Passwords, API-key plaintext, and signing-key private material are
never returned in any response other than the explicit one-time
responses above (reset-password, create-api-key, bootstrap).
HTTP forwarding (initial integration)
For the initial gateway integration — before the IAM service is wired into the authentication middleware — the gateway exposes a single forwarding endpoint:
POST /api/v1/iam
- Request body is a JSON encoding of
IamRequest. - Response body is a JSON encoding of
IamResponse. - The gateway's existing authentication (
GATEWAY_SECRETbearer) gates access to this endpoint so the IAM protocol can be exercised end-to-end in tests without touching the live auth path. - This endpoint is not the final shape. Once the middleware is
in place, per-operation REST endpoints replace it (for example
POST /api/v1/auth/login,POST /api/v1/users,DELETE /api/v1/api-keys/{id}), and this generic forwarder is removed.

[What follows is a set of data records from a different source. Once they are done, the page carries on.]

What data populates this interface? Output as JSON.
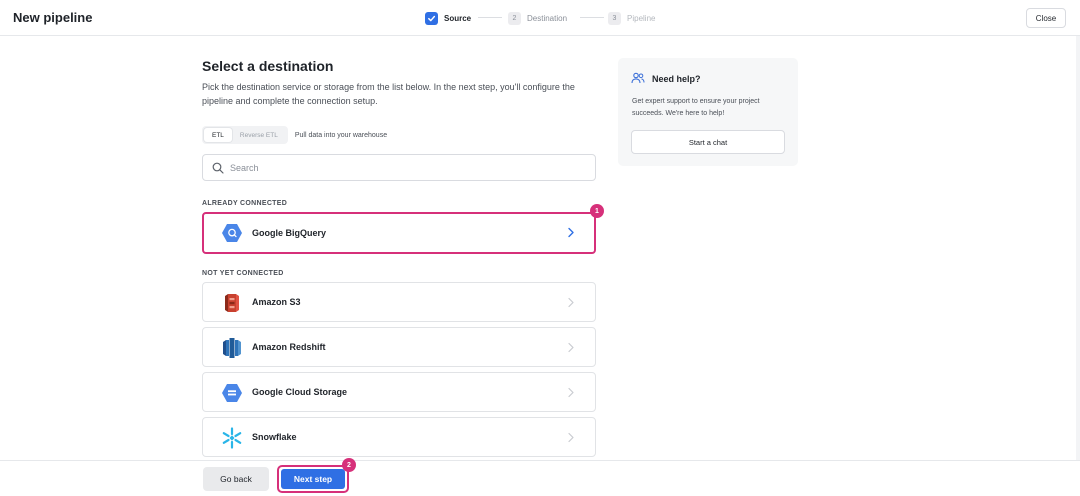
{
  "header": {
    "title": "New pipeline",
    "steps": [
      {
        "number": "",
        "label": "Source",
        "state": "done"
      },
      {
        "number": "2",
        "label": "Destination",
        "state": "pending"
      },
      {
        "number": "3",
        "label": "Pipeline",
        "state": "pending"
      }
    ],
    "close_label": "Close"
  },
  "main": {
    "title": "Select a destination",
    "description": "Pick the destination service or storage from the list below. In the next step, you'll configure the pipeline and complete the connection setup.",
    "toggle": {
      "options": [
        "ETL",
        "Reverse ETL"
      ],
      "selected": "ETL",
      "hint": "Pull data into your warehouse"
    },
    "search": {
      "placeholder": "Search",
      "value": ""
    },
    "connected_label": "ALREADY CONNECTED",
    "connected": [
      {
        "name": "Google BigQuery",
        "icon": "bigquery-logo-icon"
      }
    ],
    "not_connected_label": "NOT YET CONNECTED",
    "not_connected": [
      {
        "name": "Amazon S3",
        "icon": "amazon-s3-logo-icon"
      },
      {
        "name": "Amazon Redshift",
        "icon": "amazon-redshift-logo-icon"
      },
      {
        "name": "Google Cloud Storage",
        "icon": "google-cloud-storage-logo-icon"
      },
      {
        "name": "Snowflake",
        "icon": "snowflake-logo-icon"
      }
    ]
  },
  "help": {
    "title": "Need help?",
    "text": "Get expert support to ensure your project succeeds. We're here to help!",
    "button_label": "Start a chat"
  },
  "footer": {
    "back_label": "Go back",
    "next_label": "Next step"
  },
  "annotations": {
    "badge_1": "1",
    "badge_2": "2"
  },
  "colors": {
    "accent": "#2f6fe4",
    "highlight": "#d6307a"
  }
}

The endpoint performs only message marshalling: it does not read or rewrite fields in the request, and it applies no capability check. All authorisation for user / workspace / key management lands in the subsequent middleware work.
Non-goals for this spec
- REST endpoint shape for the final gateway surface — covered in Phase 2 of the IAM implementation plan, not here.
- OIDC / SAML external IdP protocol — out of scope for open source.
- Key-signing algorithm choice, password KDF choice, JWT claim layout — implementation details captured in code + ADRs, not locked in the protocol spec.